As Cardus later wrote
On the morning of his first game for Essex he, in his own words, "asked God how I should play cricket" . . . and the clear thought came: "Hit the ball hard and enjoy it." But he could not obey the advice of Omnipotence immediately. Though he scored 63 in this baptism match against Sussex, he continued to inhibit himself for two and a half hours. After earning his county cap following a record opening partnership of 270, with A.V. Avery at the Oval, he decided to obey the God-sent injunction "to hit the ball". Against Middlesex at Westcliff, he drove, cut and hooked with an easy power and brilliance which astounded everybody . . . For the rest of his career, as cricketer, his rate of scoring was 40 runs every hour.
Dodds's path to committed Christian faith had been through Moral Re-Armament. He admired what the organisation was doing to bring France and Germany together after the war, its work in Asia and Africa, and in the East End of London. He worked for it without salary in the winter months, and in 1957 donated the whole of his benefit year fund to MRA for its work in India. In the early 1960s, by now working full- time with MRA, he came to know another opening batsman, Conrad Hunte, Vice-Captain of West Indies, who was committed to the same aims. In Britain this was the decade of Enoch Powell's "rivers of blood" speech and the rise of Black Power. Hunte retired early from professional cricket and travelled round the country, with Dodds and others at his side, promoting a vision of a multiracial society that could work in Britain.
It was a great sorrow for Dodds when his wife Ann died of cancer in 1978. He married secondly Kathleen Johnson, a pianist and composer, in 1985. Each entered fully into the other's wide interests. They made several visits to Thailand to support a Thai friend doing pioneering work with agricultural co-operatives.

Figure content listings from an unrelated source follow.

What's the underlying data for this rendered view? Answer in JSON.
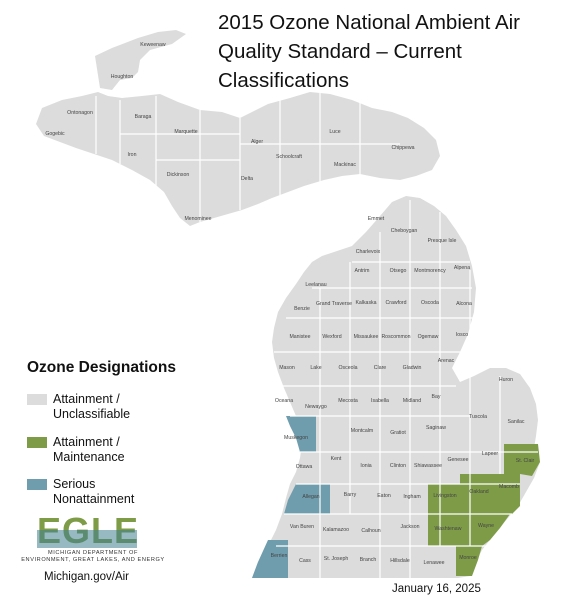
{
  "title": {
    "line1": "2015 Ozone National Ambient Air",
    "line2": "Quality Standard – Current",
    "line3": "Classifications"
  },
  "legend": {
    "title": "Ozone Designations",
    "items": [
      {
        "line1": "Attainment /",
        "line2": "Unclassifiable",
        "color": "#dcdcdc"
      },
      {
        "line1": "Attainment /",
        "line2": "Maintenance",
        "color": "#7e9c47"
      },
      {
        "line1": "Serious",
        "line2": "Nonattainment",
        "color": "#6f9dad"
      }
    ]
  },
  "logo": {
    "text": "EGLE",
    "agency_line1": "MICHIGAN DEPARTMENT OF",
    "agency_line2": "ENVIRONMENT, GREAT LAKES, AND ENERGY"
  },
  "website": "Michigan.gov/Air",
  "date": "January 16, 2025",
  "colors": {
    "attainment_unclassifiable": "#dcdcdc",
    "attainment_maintenance": "#7e9c47",
    "serious_nonattainment": "#6f9dad",
    "county_border": "#ffffff",
    "logo_green": "#7e9c47",
    "logo_teal": "#3f7f8f"
  },
  "counties": {
    "keweenaw": "Keweenaw",
    "houghton": "Houghton",
    "ontonagon": "Ontonagon",
    "gogebic": "Gogebic",
    "baraga": "Baraga",
    "iron": "Iron",
    "marquette": "Marquette",
    "dickinson": "Dickinson",
    "menominee": "Menominee",
    "delta": "Delta",
    "alger": "Alger",
    "schoolcraft": "Schoolcraft",
    "luce": "Luce",
    "mackinac": "Mackinac",
    "chippewa": "Chippewa",
    "emmet": "Emmet",
    "cheboygan": "Cheboygan",
    "presque_isle": "Presque Isle",
    "charlevoix": "Charlevoix",
    "antrim": "Antrim",
    "otsego": "Otsego",
    "montmorency": "Montmorency",
    "alpena": "Alpena",
    "leelanau": "Leelanau",
    "grand_traverse": "Grand Traverse",
    "kalkaska": "Kalkaska",
    "crawford": "Crawford",
    "oscoda": "Oscoda",
    "alcona": "Alcona",
    "benzie": "Benzie",
    "manistee": "Manistee",
    "wexford": "Wexford",
    "missaukee": "Missaukee",
    "roscommon": "Roscommon",
    "ogemaw": "Ogemaw",
    "iosco": "Iosco",
    "arenac": "Arenac",
    "mason": "Mason",
    "lake": "Lake",
    "osceola": "Osceola",
    "clare": "Clare",
    "gladwin": "Gladwin",
    "bay": "Bay",
    "huron": "Huron",
    "oceana": "Oceana",
    "newaygo": "Newaygo",
    "mecosta": "Mecosta",
    "isabella": "Isabella",
    "midland": "Midland",
    "tuscola": "Tuscola",
    "sanilac": "Sanilac",
    "muskegon": "Muskegon",
    "montcalm": "Montcalm",
    "gratiot": "Gratiot",
    "saginaw": "Saginaw",
    "ottawa": "Ottawa",
    "kent": "Kent",
    "ionia": "Ionia",
    "clinton": "Clinton",
    "shiawassee": "Shiawassee",
    "genesee": "Genesee",
    "lapeer": "Lapeer",
    "st_clair": "St. Clair",
    "allegan": "Allegan",
    "barry": "Barry",
    "eaton": "Eaton",
    "ingham": "Ingham",
    "livingston": "Livingston",
    "oakland": "Oakland",
    "macomb": "Macomb",
    "van_buren": "Van Buren",
    "kalamazoo": "Kalamazoo",
    "calhoun": "Calhoun",
    "jackson": "Jackson",
    "washtenaw": "Washtenaw",
    "wayne": "Wayne",
    "berrien": "Berrien",
    "cass": "Cass",
    "st_joseph": "St. Joseph",
    "branch": "Branch",
    "hillsdale": "Hillsdale",
    "lenawee": "Lenawee",
    "monroe": "Monroe"
  }
}
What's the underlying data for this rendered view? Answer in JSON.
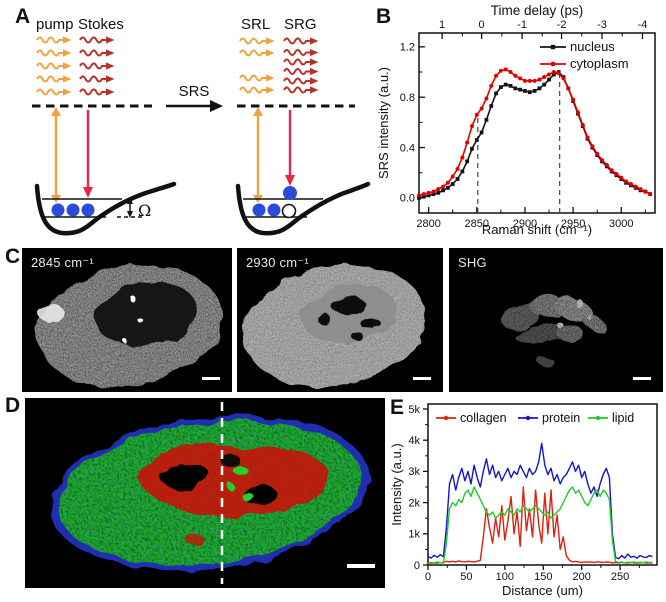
{
  "panel_labels": {
    "a": "A",
    "b": "B",
    "c": "C",
    "d": "D",
    "e": "E"
  },
  "panel_a": {
    "pump_label": "pump",
    "stokes_label": "Stokes",
    "srl_label": "SRL",
    "srg_label": "SRG",
    "srs_label": "SRS",
    "omega_label": "Ω",
    "colors": {
      "pump": "#EDA33E",
      "stokes": "#B7312C",
      "stokes_arrow": "#E5274E",
      "electron_blue": "#2B4BDB"
    }
  },
  "panel_c": {
    "image_labels": [
      "2845 cm⁻¹",
      "2930 cm⁻¹",
      "SHG"
    ]
  },
  "panel_d": {
    "colors": {
      "lipid_green": "#15AE1E",
      "protein_blue": "#2334C4",
      "collagen_red": "#C2170A"
    }
  },
  "chart_data": [
    {
      "id": "srs-spectrum",
      "type": "line",
      "top_axis_label": "Time delay (ps)",
      "xlabel": "Raman shift (cm⁻¹)",
      "ylabel": "SRS intensity (a.u.)",
      "xlim": [
        2790,
        3035
      ],
      "ylim": [
        -0.12,
        1.31
      ],
      "x_start": 2790,
      "x_step": 5,
      "x_ticks": [
        {
          "v": 2800,
          "label": "2800"
        },
        {
          "v": 2850,
          "label": "2850"
        },
        {
          "v": 2900,
          "label": "2900"
        },
        {
          "v": 2950,
          "label": "2950"
        },
        {
          "v": 3000,
          "label": "3000"
        }
      ],
      "x_minor": [
        2825,
        2875,
        2925,
        2975,
        3025
      ],
      "y_ticks": [
        {
          "v": 0.0,
          "label": "0.0"
        },
        {
          "v": 0.4,
          "label": "0.4"
        },
        {
          "v": 0.8,
          "label": "0.8"
        },
        {
          "v": 1.2,
          "label": "1.2"
        }
      ],
      "y_minor": [
        0.2,
        0.6,
        1.0
      ],
      "top_ticks": [
        {
          "v": 2814,
          "label": "1"
        },
        {
          "v": 2855,
          "label": "0"
        },
        {
          "v": 2897,
          "label": "-1"
        },
        {
          "v": 2938,
          "label": "-2"
        },
        {
          "v": 2980,
          "label": "-3"
        },
        {
          "v": 3022,
          "label": "-4"
        }
      ],
      "top_minor": [
        2835,
        2876,
        2918,
        2959,
        3001
      ],
      "dashed_vlines": [
        {
          "x": 2851,
          "y_top": 0.67
        },
        {
          "x": 2936,
          "y_top": 1.0
        }
      ],
      "series": [
        {
          "name": "nucleus",
          "color": "#141414",
          "marker": "square",
          "values": [
            0.0,
            0.01,
            0.02,
            0.03,
            0.04,
            0.06,
            0.08,
            0.11,
            0.15,
            0.21,
            0.29,
            0.39,
            0.46,
            0.52,
            0.62,
            0.73,
            0.83,
            0.88,
            0.9,
            0.89,
            0.87,
            0.86,
            0.85,
            0.84,
            0.85,
            0.87,
            0.9,
            0.94,
            0.98,
            1.0,
            0.96,
            0.87,
            0.77,
            0.67,
            0.57,
            0.47,
            0.4,
            0.34,
            0.29,
            0.25,
            0.21,
            0.18,
            0.15,
            0.12,
            0.1,
            0.08,
            0.06,
            0.05,
            0.03
          ]
        },
        {
          "name": "cytoplasm",
          "color": "#E00000",
          "marker": "circle",
          "values": [
            0.02,
            0.03,
            0.04,
            0.05,
            0.07,
            0.09,
            0.12,
            0.17,
            0.23,
            0.32,
            0.44,
            0.57,
            0.66,
            0.71,
            0.79,
            0.89,
            0.97,
            1.01,
            1.02,
            1.0,
            0.97,
            0.95,
            0.93,
            0.93,
            0.93,
            0.94,
            0.96,
            0.98,
            1.0,
            0.99,
            0.95,
            0.87,
            0.78,
            0.68,
            0.58,
            0.48,
            0.41,
            0.35,
            0.3,
            0.26,
            0.22,
            0.19,
            0.16,
            0.13,
            0.11,
            0.09,
            0.07,
            0.05,
            0.03
          ]
        }
      ],
      "legend_position": "top-right"
    },
    {
      "id": "line-profile",
      "type": "line",
      "xlabel": "Distance (um)",
      "ylabel": "Intensity (a.u.)",
      "y_unit": "k",
      "xlim": [
        0,
        298
      ],
      "ylim": [
        0,
        5.16
      ],
      "x_start": 0,
      "x_step": 4,
      "x_ticks": [
        {
          "v": 0,
          "label": "0"
        },
        {
          "v": 50,
          "label": "50"
        },
        {
          "v": 100,
          "label": "100"
        },
        {
          "v": 150,
          "label": "150"
        },
        {
          "v": 200,
          "label": "200"
        },
        {
          "v": 250,
          "label": "250"
        }
      ],
      "x_minor": [
        25,
        75,
        125,
        175,
        225,
        275
      ],
      "y_ticks": [
        {
          "v": 0,
          "label": "0"
        },
        {
          "v": 1,
          "label": "1k"
        },
        {
          "v": 2,
          "label": "2k"
        },
        {
          "v": 3,
          "label": "3k"
        },
        {
          "v": 4,
          "label": "4k"
        },
        {
          "v": 5,
          "label": "5k"
        }
      ],
      "y_minor": [
        0.5,
        1.5,
        2.5,
        3.5,
        4.5
      ],
      "series": [
        {
          "name": "collagen",
          "color": "#DD2010",
          "marker": "dot",
          "values": [
            0.05,
            0.08,
            0.06,
            0.09,
            0.07,
            0.08,
            0.12,
            0.1,
            0.12,
            0.1,
            0.13,
            0.11,
            0.1,
            0.12,
            0.11,
            0.1,
            0.12,
            0.15,
            0.9,
            1.8,
            1.2,
            0.7,
            1.5,
            0.9,
            1.9,
            0.8,
            1.4,
            2.2,
            1.0,
            1.7,
            0.6,
            2.5,
            1.1,
            1.8,
            0.9,
            2.4,
            1.3,
            0.7,
            2.3,
            1.0,
            2.4,
            0.9,
            1.6,
            0.5,
            0.9,
            0.3,
            0.15,
            0.1,
            0.12,
            0.1,
            0.08,
            0.1,
            0.09,
            0.1,
            0.08,
            0.1,
            0.09,
            0.08,
            0.1,
            0.09,
            0.07,
            0.08,
            0.06,
            0.08,
            0.07,
            0.06,
            0.08,
            0.07,
            0.06,
            0.07,
            0.08,
            0.06,
            0.07,
            0.06
          ]
        },
        {
          "name": "protein",
          "color": "#1515CC",
          "marker": "dot",
          "values": [
            0.28,
            0.22,
            0.31,
            0.25,
            0.33,
            0.27,
            1.2,
            2.6,
            2.9,
            2.4,
            2.8,
            3.1,
            2.7,
            3.0,
            2.6,
            3.2,
            2.8,
            2.5,
            3.0,
            3.4,
            2.9,
            3.2,
            2.8,
            3.0,
            2.7,
            2.9,
            3.1,
            2.8,
            3.0,
            2.9,
            3.2,
            3.0,
            2.8,
            3.1,
            2.9,
            3.0,
            3.3,
            3.9,
            3.2,
            2.9,
            3.1,
            2.7,
            2.9,
            2.6,
            2.8,
            2.9,
            3.1,
            3.3,
            3.0,
            3.2,
            2.8,
            3.0,
            2.6,
            2.3,
            2.5,
            2.2,
            2.6,
            2.9,
            3.1,
            2.8,
            1.0,
            0.25,
            0.2,
            0.3,
            0.22,
            0.35,
            0.25,
            0.28,
            0.22,
            0.3,
            0.26,
            0.24,
            0.3,
            0.27
          ]
        },
        {
          "name": "lipid",
          "color": "#22CB22",
          "marker": "dot",
          "values": [
            0.06,
            0.05,
            0.07,
            0.05,
            0.08,
            0.06,
            0.7,
            1.8,
            2.0,
            1.9,
            2.1,
            2.0,
            2.3,
            2.4,
            2.2,
            2.5,
            2.3,
            2.1,
            1.9,
            1.7,
            1.6,
            1.7,
            1.5,
            1.6,
            1.7,
            1.6,
            1.8,
            1.7,
            1.6,
            1.8,
            1.7,
            1.9,
            1.8,
            1.7,
            1.8,
            1.9,
            1.8,
            1.7,
            1.6,
            1.7,
            1.5,
            1.6,
            1.7,
            1.8,
            2.0,
            2.2,
            2.4,
            2.5,
            2.3,
            2.4,
            2.2,
            2.0,
            1.9,
            2.1,
            2.3,
            2.4,
            2.2,
            2.4,
            2.3,
            2.1,
            0.8,
            0.12,
            0.08,
            0.1,
            0.07,
            0.09,
            0.08,
            0.1,
            0.08,
            0.09,
            0.07,
            0.1,
            0.08,
            0.09
          ]
        }
      ],
      "legend_position": "top-row"
    }
  ]
}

Dickie Dodds kept a lively contact with cricketers past and present. He was a man of shrewd kindliness and a good listener. Behind his own dashing batsmanship there had been a struggle with fear, and he was keen for younger players to overcome whatever inhibited their own gifts. It was largely his coaching and mentoring that was behind Wilf Slack's emergence as a Test opening batsman in the 1980s. He said of today's players: "I ask everyone why they play cricket. I want them to answer 'for enjoyment' but few do." He believed cricket was meant to provide recreation for the crowd, and he chafed at the dull spectacle it sometimes is.
His book ends:
I think there is nothing wrong with the game that a change in the aims and motives of the players would not put right – and quickly. When he was Essex coach, Frank Rist said he looked on Dodds as a miracle man because he changed overnight from being one of the slowest opening bats in the country to one of the fastest. I believe the sort of cricket and the sort of world we have depends on the choice that the players and all of us make.